Westmed has received FDA 510(k) marketing clearance for its airway clearance device for use by patients with asthma and other respiratory diseases, according to a press release.

The Vibralung Acoustical Percussor was cleared for marketing in May, and Westmed is conducting final production process validation. It expects to fulfill orders and begin shipments in early September, a company spokesman said.

“The device is intended for use by patients with respiratory diseases and related conditions that involve increased mucus production, infection and inspissation of secretions, and defective mucociliary clearance,” according to the release.

Potential patients include those with asthma, cystic fibrosis, chronic bronchitis, bronchiectasis, pneumonia, ciliary dyskinesia syndromes, muscular dystrophy, postoperative atelectasis plus neuromuscular respiratory impairments, and thoracic bellows defects, the release said.

The Vibralung Acoustical Percussor, which is portable and can be used as sole or adjunct therapy, applies vibratory sound waves during inspiration and exhalation with a frequency range of 5 Hz to 1,200 Hz.
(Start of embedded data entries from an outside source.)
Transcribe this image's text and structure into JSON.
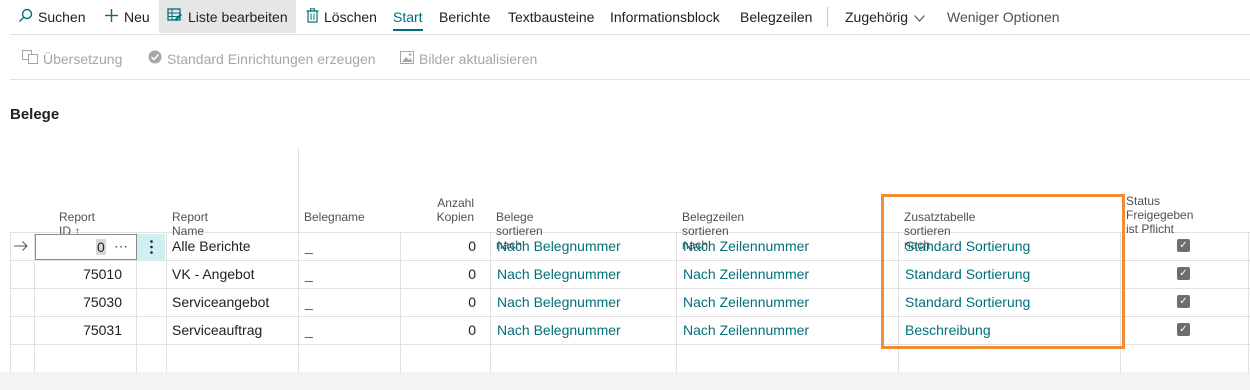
{
  "toolbar": {
    "search": "Suchen",
    "new": "Neu",
    "edit_list": "Liste bearbeiten",
    "delete": "Löschen",
    "tab_start": "Start",
    "tab_reports": "Berichte",
    "tab_textblocks": "Textbausteine",
    "tab_infoblock": "Informationsblock",
    "tab_doclines": "Belegzeilen",
    "related": "Zugehörig",
    "fewer_options": "Weniger Optionen"
  },
  "toolbar2": {
    "translation": "Übersetzung",
    "create_defaults": "Standard Einrichtungen erzeugen",
    "update_images": "Bilder aktualisieren"
  },
  "section": {
    "title": "Belege"
  },
  "table": {
    "headers": {
      "report_id": "Report ID ↑",
      "report_name": "Report Name",
      "doc_name": "Belegname",
      "copies_1": "Anzahl",
      "copies_2": "Kopien",
      "sort_docs": "Belege sortieren nach",
      "sort_lines": "Belegzeilen sortieren nach",
      "sort_extra": "Zusatztabelle sortieren nach",
      "status_1": "Status Freigegeben",
      "status_2": "ist Pflicht"
    },
    "rows": [
      {
        "report_id": "0",
        "report_name": "Alle Berichte",
        "doc_name": "_",
        "copies": "0",
        "sort_docs": "Nach Belegnummer",
        "sort_lines": "Nach Zeilennummer",
        "sort_extra": "Standard Sortierung",
        "status": true
      },
      {
        "report_id": "75010",
        "report_name": "VK - Angebot",
        "doc_name": "_",
        "copies": "0",
        "sort_docs": "Nach Belegnummer",
        "sort_lines": "Nach Zeilennummer",
        "sort_extra": "Standard Sortierung",
        "status": true
      },
      {
        "report_id": "75030",
        "report_name": "Serviceangebot",
        "doc_name": "_",
        "copies": "0",
        "sort_docs": "Nach Belegnummer",
        "sort_lines": "Nach Zeilennummer",
        "sort_extra": "Standard Sortierung",
        "status": true
      },
      {
        "report_id": "75031",
        "report_name": "Serviceauftrag",
        "doc_name": "_",
        "copies": "0",
        "sort_docs": "Nach Belegnummer",
        "sort_lines": "Nach Zeilennummer",
        "sort_extra": "Beschreibung",
        "status": true
      }
    ]
  },
  "colors": {
    "accent": "#00707a",
    "highlight": "#f08c32"
  }
}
It vibrates the column of gas in the tracheobronchial tract, loosening and separating mucus, according to the release.

“Because the Vibralung Acoustical Percussor does not make contact with the external chest wall, it is a gentler form of ACT [airway clearance therapy] than oscillatory PEP [positive expiratory pressure] devices,” the release said. “It may be especially useful for airway clearance therapy when other means like vests and hand-held chest percussors cannot be used, such as with patients that have injuries, burns, fresh surgical wounds or injured/broken ribs.”

Clinical study results for the device were presented at the North American Cystic Fibrosis Conference in 2013, according to the release.